Because of gospel, whole world is loved and each individual can be a member of God’s people.
Now we are loved, the Lord has compassion on us (take off the Lo in Hosea’s children’s names) [don’t confuse Lo Ammi with Bon Ami- Bon Ami is a brand of household cleaner products], and we are no longer orphans, but a part of the family of God.
Ephesians 2:12-13: remember that at that time you were separate from Christ, excluded from citizenship in Israel and foreigners to the covenants of the promise, without hope and without God in the world. But now in Christ Jesus you who once were far away have been brought near through the blood of Christ.
1 Peter 2:10: Once you were not a people, but now you are the people of God; once you had not received mercy, but now you have received mercy.
C. God’s exclusive plan for the Jew (Romans 9:27-29)
Isaiah 10:22, 23
Paul takes this quote and specifically applies it to Israel. Isaiah is assuring Israel that even though they must suffer conquest and captivity, at least a remnant will survive and return to the Lord. But at the same time, the fact that only a remnant will be saved means that the rest will be destroyed. Paul sees Isaiah’s prophecy as being fulfilled through the preaching of the gospel and the entry of some Jews into spiritual Israel, the church, through their conversion to Christ.

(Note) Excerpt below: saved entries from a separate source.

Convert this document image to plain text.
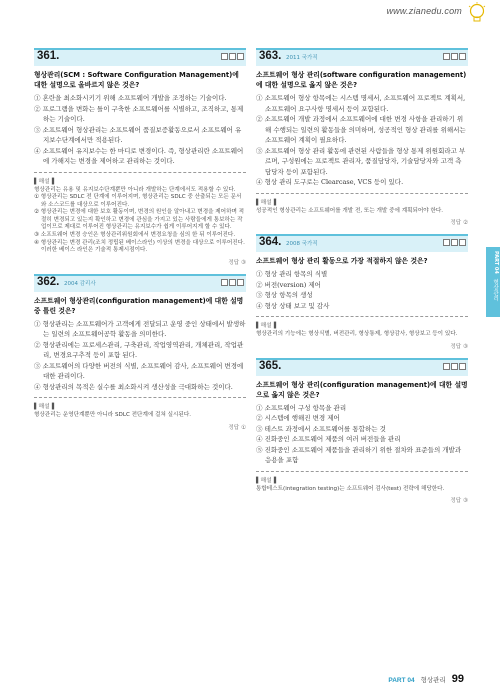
www.zianedu.com
361.
형상관리(SCM : Software Configuration Management)에 대한 설명으로 올바르지 않은 것은?
① 혼란을 최소화시키기 위해 소프트웨어 개발을 조정하는 기술이다.
② 프로그램을 변화는 틀이 구축한 소프트웨어를 식별하고, 조직하고, 통제하는 기술이다.
③ 소프트웨어 형상관리는 소프트웨어 품질보증활동으로서 소프트웨어 유지보수단계에서만 적용된다.
④ 소프트웨어 유지보수는 한 마디로 변경이다. 즉, 형상관리란 소프트웨어에 가해지는 변경을 제어하고 관리하는 것이다.
▌해설▐
형상관리는 유용 및 유지보수단계뿐만 아니라 개발하는 단계에서도 적용할 수 있다.
① 형상관리는 SDLC 전 단계에 이루어지며, 형상관리는 SDLC 중 산출되는 모든 문서와 소스코드를 대상으로 이루어진다.
② 형상관리는 변경에 대한 보호 활동이며, 변경의 원인을 알아내고 변경을 제어하며 적절히 변경되고 있는지 확인하고 변경에 관심을 가지고 있는 사람들에게 통보하는 작업이므로 제대로 이루어진 형상관리는 유지보수가 쉽게 이루어지게 할 수 있다.
③ 소프트웨어 변경 승인은 형상관리위원회에서 변경요청을 심의 한 뒤 이루어진다.
④ 형상관리는 변경 관리(조치 정립된 베이스라인) 이상의 변경을 대상으로 이루어진다. 이러한 베이스 라인은 기술적 통제시점이다.
정답 ③
362. 2004 감리사
소프트웨어 형상관리(configuration management)에 대한 설명 중 틀린 것은?
① 형상관리는 소프트웨어가 고객에게 전달되고 운영 중인 상태에서 발생하는 일련의 소프트웨어공학 활동을 의미한다.
② 형상관리에는 프로세스관리, 구축관리, 작업영역관리, 개체관리, 작업관리, 변경요구추적 등이 포함 된다.
③ 소프트웨어의 다양한 버전의 식별, 소프트웨어 감사, 소프트웨어 변경에 대한 관리이다.
④ 형상관리의 목적은 실수를 최소화시켜 생산성을 극대화하는 것이다.
▌해설▐
형상관리는 운영단계뿐만 아니라 SDLC 전단계에 걸쳐 실시된다.
정답 ①
363. 2011 국가직
소프트웨어 형상 관리(software configuration management)에 대한 설명으로 옳지 않은 것은?
① 소프트웨어 형상 항목에는 시스템 명세서, 소프트웨어 프로젝트 계획서, 소프트웨어 요구사항 명세서 등이 포함된다.
② 소프트웨어 개발 과정에서 소프트웨어에 대한 변경 사항을 관리하기 위해 수행되는 일련의 활동들을 의미하며, 성공적인 형상 관리를 위해서는 소프트웨어 계획이 필요하다.
③ 소프트웨어 형상 관리 활동에 관련된 사람들을 형상 통제 위원회라고 부르며, 구성원에는 프로젝트 관리자, 품질담당자, 기술담당자와 고객 측 담당자 등이 포함된다.
④ 형상 관리 도구로는 Clearcase, VCS 등이 있다.
▌해설▐
성공적인 형상관리는 소프트웨어를 개발 전, 또는 개발 중에 계획되어야 한다.
정답 ②
364. 2008 국가직
소프트웨어 형상 관리 활동으로 가장 적절하지 않은 것은?
① 형상 관리 항목의 식별
② 버전(version) 제어
③ 형상 항목의 생성
④ 형상 상태 보고 및 감사
▌해설▐
형상관리의 기능에는 형상식별, 버전관리, 형상통제, 형상감사, 형상보고 등이 있다.
정답 ③
365.
소프트웨어 형상 관리(configuration management)에 대한 설명으로 옳지 않은 것은?
① 소프트웨어 구성 항목을 관리
② 시스템에 행해진 변경 제어
③ 테스트 과정에서 소프트웨어를 통합하는 것
④ 진화중인 소프트웨어 제품의 여러 버전들을 관리
⑤ 진화중인 소프트웨어 제품들을 관리하기 위한 절차와 표준들의 개발과 응용을 포함
▌해설▐
통합테스트(integration testing)는 소프트웨어 검사(test) 전략에 해당한다.
정답 ③
PART 04
형상관리
PART 04 형상관리 99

The prophet Isaiah declares that only a remnant would thus be saved is proof of Paul’s main point and anguish. The main purpose for the nation of Israel was fulfilled through Jesus Christ. But this prophecy shows that this great nation was chosen only for service not for salvation; and the fact that only a small portion were saved was in no way contrary to God’s promises.